Guitarist and vocalist Jeremy Cox shares the same notion, openly pondering how long he and his bandmates have been on tour.
“We’re always on the road, it seems,” he sighs from a tour bus that’s snaking its way through the woods north of Baltimore, Maryland. “Actually, when we finish our Australian tour we’ll be flying directly to Italy, where we’ll be for six weeks. After that, I think we’ll probably just go to sleep for a couple of months,” he laughs.
The ceaseless moving about – country-to-country, city-to-city, hotel room-to-hotel room – is part and parcel of supporting the band’s latest release, ‘Better Luck Next Life’, but it makes it harder for Royal Baths to settle into their new home in Brooklyn.
Originally from San Francisco, Cox and Jigmae Baer, the group’s second core member, made the move cross-coast late last year, searching for a larger scene and more receptive audience for their lo-fi, psychedelic garage punk.
“I think we’ll be based there for a while. As home as home gets, New York will be that. When we came to New York it seemed like people really saw what we were doing for the first time, more so than I feel they were in San Francisco. At least, there just seemed, obviously, to be more people in New York and I also think that since we were on a New York label we already had our name out there. San Francisco is a relatively small scene, and if anything people became more interested in us because they saw that we were pursuing this further and have since started flying us back over more and more.
“I’ve met a lot of very friendly people,” Cox says, “and it should be noted that most of the people in the New York scene are transplants themselves: kids from Florida, kids from Chicago, just everywhere, anywhere and everywhere. It’s fast-paced and in a sense could be considered cutthroat, but I think a lot of people come to New York when they have a vision and they know what they want to do, and that’s very exciting.”
Among other things, it would be easy to think that the city had an impact on ‘Better Luck Next Life’, which was released just over a month ago. But this intense new longplayer was recorded in Portland almost a year ago, and was actually recorded back in sunny California.

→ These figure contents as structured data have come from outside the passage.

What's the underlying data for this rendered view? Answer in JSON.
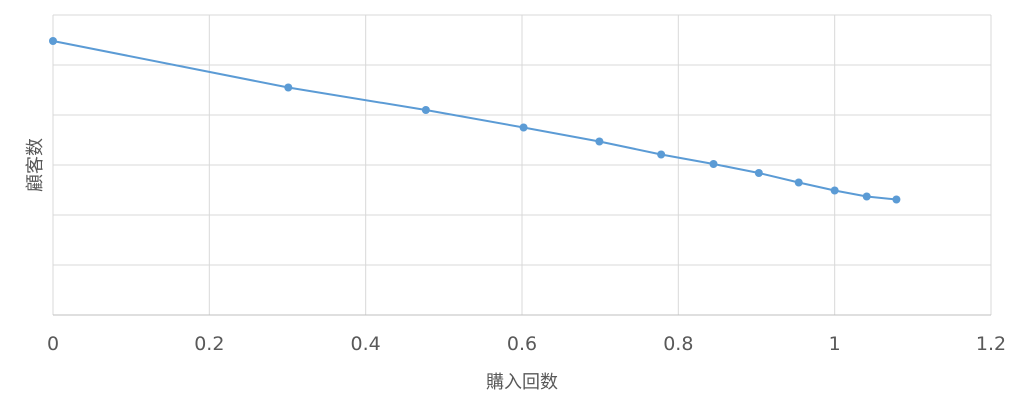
{
  "chart_data": {
    "type": "line",
    "title": "",
    "xlabel": "購入回数",
    "ylabel": "顧客数",
    "xlim": [
      0,
      1.2
    ],
    "ylim": [
      0,
      6
    ],
    "x_ticks": [
      "0",
      "0.2",
      "0.4",
      "0.6",
      "0.8",
      "1",
      "1.2"
    ],
    "y_tick_labels_shown": false,
    "grid": true,
    "legend": "none",
    "series": [
      {
        "color": "#5b9bd5",
        "points": [
          {
            "x": 0,
            "y": 5.48
          },
          {
            "x": 0.301,
            "y": 4.55
          },
          {
            "x": 0.477,
            "y": 4.1
          },
          {
            "x": 0.602,
            "y": 3.75
          },
          {
            "x": 0.699,
            "y": 3.47
          },
          {
            "x": 0.778,
            "y": 3.21
          },
          {
            "x": 0.845,
            "y": 3.02
          },
          {
            "x": 0.903,
            "y": 2.84
          },
          {
            "x": 0.954,
            "y": 2.65
          },
          {
            "x": 1.0,
            "y": 2.49
          },
          {
            "x": 1.041,
            "y": 2.37
          },
          {
            "x": 1.079,
            "y": 2.31
          }
        ]
      }
    ]
  }
}
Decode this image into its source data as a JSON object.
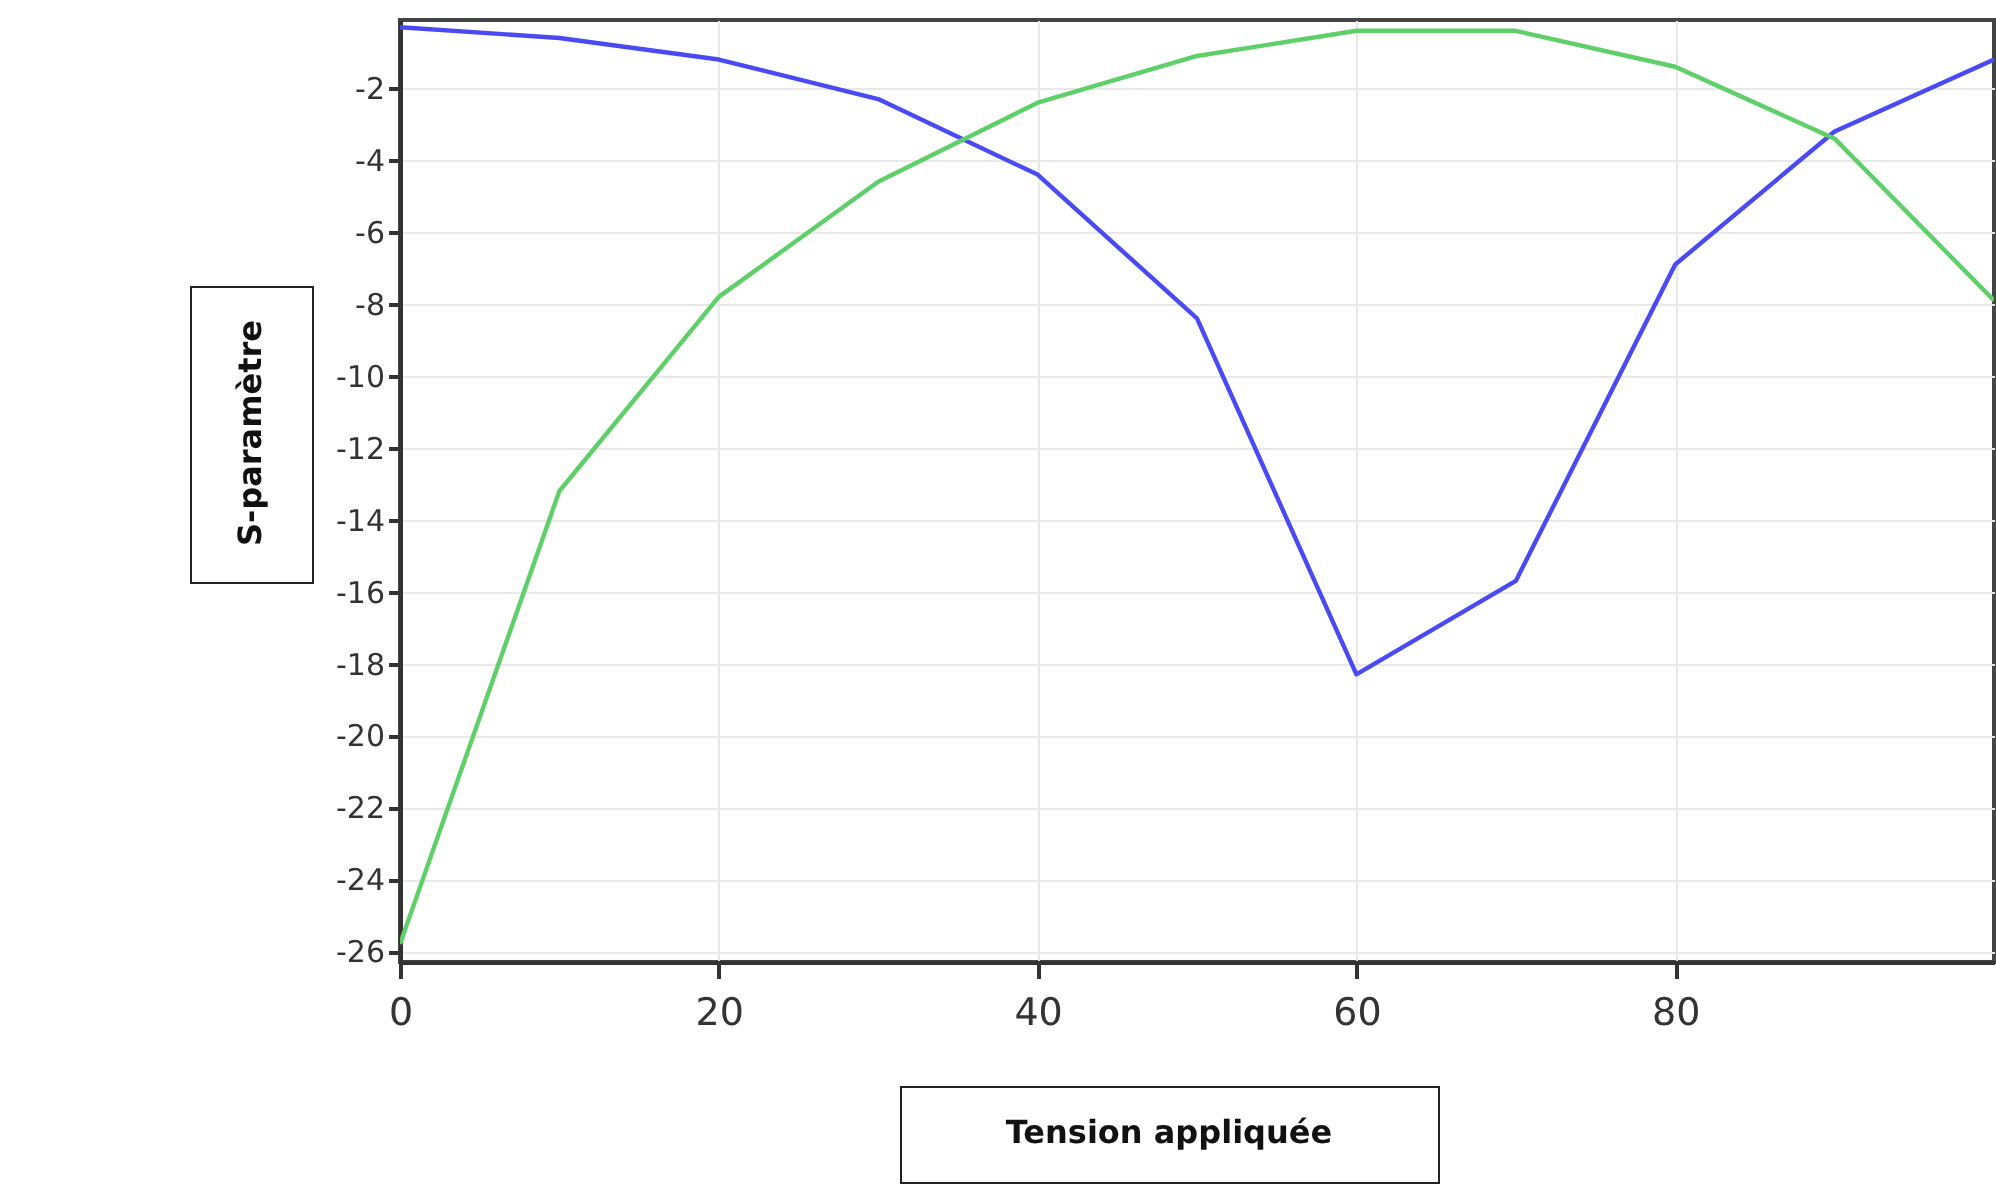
{
  "chart_data": {
    "type": "line",
    "xlabel": "Tension appliquée",
    "ylabel": "S-paramètre",
    "x": [
      0,
      10,
      20,
      30,
      40,
      50,
      60,
      70,
      80,
      90,
      100
    ],
    "xlim": [
      0,
      100
    ],
    "xticks": [
      0,
      20,
      40,
      60,
      80
    ],
    "ylim": [
      -26.3,
      -0.1
    ],
    "yticks": [
      -26,
      -24,
      -22,
      -20,
      -18,
      -16,
      -14,
      -12,
      -10,
      -8,
      -6,
      -4,
      -2
    ],
    "grid": true,
    "line_style": "solid",
    "series": [
      {
        "color": "#4a4af5",
        "values": [
          -0.3,
          -0.6,
          -1.2,
          -2.3,
          -4.4,
          -8.4,
          -18.3,
          -15.7,
          -6.9,
          -3.2,
          -1.2
        ]
      },
      {
        "color": "#5fcf6a",
        "values": [
          -25.8,
          -13.2,
          -7.8,
          -4.6,
          -2.4,
          -1.1,
          -0.4,
          -0.4,
          -1.4,
          -3.4,
          -7.9
        ]
      }
    ]
  }
}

“That delay was frustrating," Cox says. “We really wanted to get this material out there. We recorded it on two-inch tape, which is very difficult to mix with, so our initial mixes were a complete failure and we had to come in and redo those. It was really a matter of being too broke to pay for anything and waiting a couple of months to see if we could scrape together some money to fix it up and get the sounds that we wanted to out of the recordings that we made. I hate to play the broke artist all the time, but that’s kind of the reality of it, you know?”
Almost as a mark of the delay, the band have already recorded their follow-up record. “That’s true. It’s just in its infancy. We finished recording just before we went on tour, and we’re still mixing that right now. But we’re waiting nervously to see what we can get out of it.”
Cox and the rest of Royal Baths will have to wait a while longer, as they continue on their extended tour. Next up is Australia – their first visit – and Cox is excited.
“Definitely. We’ve heard a lot of good things, and most of the bands that we’ve meet who have been from Australia have been really awesome. As people, they’ve been very, very cool, so I’m really excited. Also, it’ll just be great to get out of the cold of the United States and find some warmth,” he says, laughing.
“But when we play live, we usually like to keep it exciting for our ears and I feel like that comes through. If you’ve been playing the same show over and over and you’ve become bored with it, audiences will be aware of that. So we like to change the set list as much as we can to keep it interesting to our ears. It’s going to be the four of us, absolutely, so you’ll be getting the full show.”
ROYAL BATHS PLAY WOODLAND BAR THURSDAY MARCH 29.